The album instantly wins me over with its start, featuring a minor arpeggio on the dobro and a tense and convincing voice over it. I immediately like the heavy and resolute rhythm that starts and stops, starts again and stops once more, and again the piano that comes in the seam of the dobro but then disappears forever, and then an entire orchestra comes in! And the slide solo… this is how you remake other people’s pieces! Even Chris Whitley’s original “Ball Peen Hammer” (1998) was enjoyable to listen to, but the power, the conviction, the drama of this one… And then the added value: the basic riff here is closed with a different chord from the original, but not always… one time yes and one time no! Bonamassa covers and at the same time improves his covers, not always but often, and this is one of the most striking cases.
The exact same situation happens with the second track, a revisitation of the TenYearsAftersiana memory “One of These Days” (album “A Space in Time,” 1972, really beautiful by the way). Joe unleashes his invocations amidst thunderous rhythmic syncopations, more or less as it happened in the original, but then he thinks well to attach to it a deadly instrumental tail. On a chord progression like “Hey Jude”, a dreamlike slide guitar solo takes center stage, with a heavenly sound and fabulous pathos: almost three minutes of sublime rock.
The recurring tribute to Paul Rodgers and therefore to the pleasant things of Free and Bad Company, this time revisits that “Seagull” placed in the debut work of the bad Company (1974): without infamy and without praise, Rodgers sings too well and composes too simplistically to make his covers easy.
Among his compositions, “Dirt in My Pocket” sounds very southern, with that dragged slide guitar and that sweet singing reminiscent of the Allman Brothers, or even better Gov’t Mule. “Around the Bend” instead is almost just acoustic guitar and voice, a country blues bearing splendid feelings of asylum. But the most touching is “Richmond,” which initially goes to break the balls of the Marshall Tucker Band (“Can’t You See,” masterpiece) but earns respect, indeed conquers with its more intimate, exquisite touch, graced also by a suggestive mandolin.
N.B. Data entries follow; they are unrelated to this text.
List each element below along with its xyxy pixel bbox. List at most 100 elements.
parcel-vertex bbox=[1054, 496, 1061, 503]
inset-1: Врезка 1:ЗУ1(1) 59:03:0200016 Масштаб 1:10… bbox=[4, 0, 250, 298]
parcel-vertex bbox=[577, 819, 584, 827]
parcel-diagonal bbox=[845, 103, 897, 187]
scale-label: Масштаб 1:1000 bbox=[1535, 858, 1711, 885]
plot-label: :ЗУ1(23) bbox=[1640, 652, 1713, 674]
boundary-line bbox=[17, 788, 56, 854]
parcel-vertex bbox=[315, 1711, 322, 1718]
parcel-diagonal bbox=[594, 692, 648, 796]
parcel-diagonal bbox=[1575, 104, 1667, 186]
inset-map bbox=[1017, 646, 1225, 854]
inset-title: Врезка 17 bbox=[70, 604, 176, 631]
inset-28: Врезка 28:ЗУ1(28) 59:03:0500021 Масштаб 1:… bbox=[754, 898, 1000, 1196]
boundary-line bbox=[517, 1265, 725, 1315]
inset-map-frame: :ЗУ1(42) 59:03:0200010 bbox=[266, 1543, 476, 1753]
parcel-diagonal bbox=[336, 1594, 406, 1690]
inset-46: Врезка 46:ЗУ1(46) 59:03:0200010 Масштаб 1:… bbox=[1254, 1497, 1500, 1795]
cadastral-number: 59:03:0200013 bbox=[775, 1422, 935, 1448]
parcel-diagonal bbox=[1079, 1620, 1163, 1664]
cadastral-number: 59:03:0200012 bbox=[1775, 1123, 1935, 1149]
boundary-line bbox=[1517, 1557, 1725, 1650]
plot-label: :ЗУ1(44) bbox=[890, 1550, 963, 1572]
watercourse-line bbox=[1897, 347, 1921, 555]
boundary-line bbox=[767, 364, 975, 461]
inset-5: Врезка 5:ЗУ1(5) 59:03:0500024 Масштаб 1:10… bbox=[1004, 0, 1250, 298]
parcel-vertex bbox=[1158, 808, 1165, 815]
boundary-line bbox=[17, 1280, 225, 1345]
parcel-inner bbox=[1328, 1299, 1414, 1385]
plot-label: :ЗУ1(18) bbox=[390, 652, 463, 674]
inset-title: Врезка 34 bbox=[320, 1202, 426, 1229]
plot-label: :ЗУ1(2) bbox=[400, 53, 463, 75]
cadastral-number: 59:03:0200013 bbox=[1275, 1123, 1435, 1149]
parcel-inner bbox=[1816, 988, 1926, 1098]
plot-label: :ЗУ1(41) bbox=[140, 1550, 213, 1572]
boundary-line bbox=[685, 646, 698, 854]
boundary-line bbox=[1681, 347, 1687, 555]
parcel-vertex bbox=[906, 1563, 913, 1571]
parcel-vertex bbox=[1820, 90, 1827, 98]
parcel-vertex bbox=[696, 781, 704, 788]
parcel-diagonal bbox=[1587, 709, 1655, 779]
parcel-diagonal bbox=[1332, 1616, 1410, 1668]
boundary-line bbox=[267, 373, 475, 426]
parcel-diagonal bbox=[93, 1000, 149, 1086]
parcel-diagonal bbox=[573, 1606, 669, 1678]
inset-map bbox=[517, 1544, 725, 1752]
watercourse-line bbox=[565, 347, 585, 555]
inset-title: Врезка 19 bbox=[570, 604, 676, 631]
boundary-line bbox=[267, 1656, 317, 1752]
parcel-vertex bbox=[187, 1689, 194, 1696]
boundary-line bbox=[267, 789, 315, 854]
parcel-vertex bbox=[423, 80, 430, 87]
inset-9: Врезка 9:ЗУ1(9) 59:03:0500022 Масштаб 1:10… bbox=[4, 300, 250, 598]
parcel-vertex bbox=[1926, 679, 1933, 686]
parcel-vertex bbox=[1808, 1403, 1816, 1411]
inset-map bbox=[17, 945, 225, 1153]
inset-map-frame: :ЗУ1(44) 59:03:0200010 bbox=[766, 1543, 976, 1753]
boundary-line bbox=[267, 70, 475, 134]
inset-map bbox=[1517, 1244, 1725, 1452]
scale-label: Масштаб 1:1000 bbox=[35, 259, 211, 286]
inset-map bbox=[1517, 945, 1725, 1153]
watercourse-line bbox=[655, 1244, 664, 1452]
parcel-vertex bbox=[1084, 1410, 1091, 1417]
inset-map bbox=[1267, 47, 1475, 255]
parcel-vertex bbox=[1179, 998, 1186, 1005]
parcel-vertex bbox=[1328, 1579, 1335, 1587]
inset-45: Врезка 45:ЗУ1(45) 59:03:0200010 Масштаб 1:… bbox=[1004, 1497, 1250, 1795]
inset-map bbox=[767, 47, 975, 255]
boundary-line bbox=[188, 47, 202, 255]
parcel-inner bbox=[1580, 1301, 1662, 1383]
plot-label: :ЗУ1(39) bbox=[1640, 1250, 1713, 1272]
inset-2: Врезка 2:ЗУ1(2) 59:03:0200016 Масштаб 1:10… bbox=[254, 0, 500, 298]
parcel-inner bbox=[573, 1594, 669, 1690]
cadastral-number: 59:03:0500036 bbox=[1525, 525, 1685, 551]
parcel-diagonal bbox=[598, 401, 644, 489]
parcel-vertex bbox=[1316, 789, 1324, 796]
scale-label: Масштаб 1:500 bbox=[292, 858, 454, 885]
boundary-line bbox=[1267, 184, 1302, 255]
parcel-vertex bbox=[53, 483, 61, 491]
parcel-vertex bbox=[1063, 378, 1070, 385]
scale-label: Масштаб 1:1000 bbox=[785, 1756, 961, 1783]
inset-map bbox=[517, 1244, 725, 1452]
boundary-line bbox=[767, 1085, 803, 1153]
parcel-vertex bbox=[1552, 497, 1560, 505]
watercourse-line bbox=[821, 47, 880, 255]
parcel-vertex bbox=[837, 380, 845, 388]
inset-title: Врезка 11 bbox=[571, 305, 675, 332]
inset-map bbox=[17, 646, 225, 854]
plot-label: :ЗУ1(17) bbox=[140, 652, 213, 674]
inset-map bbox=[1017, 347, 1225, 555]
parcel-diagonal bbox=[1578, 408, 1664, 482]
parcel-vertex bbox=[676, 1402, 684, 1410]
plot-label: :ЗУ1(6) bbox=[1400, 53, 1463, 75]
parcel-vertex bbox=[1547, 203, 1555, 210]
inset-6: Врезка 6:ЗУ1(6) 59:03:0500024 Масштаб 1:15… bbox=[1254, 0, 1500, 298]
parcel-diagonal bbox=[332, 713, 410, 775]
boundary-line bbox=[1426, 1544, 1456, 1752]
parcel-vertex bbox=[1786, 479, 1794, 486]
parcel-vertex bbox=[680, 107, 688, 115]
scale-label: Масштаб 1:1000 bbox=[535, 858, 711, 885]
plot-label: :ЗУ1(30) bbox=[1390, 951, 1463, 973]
The closing track is also electroacoustic, oriental in feel and equipped with tabla, as well as all the resonances and rhythmic crescendos of the case. In fact, it’s named “India.”
Among the somewhat less intriguing covers is the one that gives the album its title, an originally muffled and whispered slow blues that is here inflated by an orchestra and an unconstructive lead guitar. The same doubts also arise for “Another Kind of Love” by John Mayall from 1967, when Clapton had left long ago, and Peter Green was the guitarist... What can I say, Mayall’s blues doesn’t captivate me... he is a great pioneering spreader and organizer, but musically not very ingenious.
Did I get through all of them? No, there’s also “Black Night” which certainly isn’t the one by Deep Purple but a mid-last-century blues by maestro Charlie Brown. Bonamassa chooses on this occasion to pick up one of his Gibson ES-335s (those always on B.B. King, Alvin Lee...) and to lay down a blues fusion solo in a Lee Ritenour style that’s something to behold! No other merit, but for guitarists, it’s more than enough. And finally, “Jelly Roll,” an acoustic blues by the late Knight of the Order of the British Empire John Martyn.
One of Joe Bonamassa's best albums: “Richmond,” “Ball Peen Hammer” and the ending of “One of These Days” are poetry to me: four and a half stars.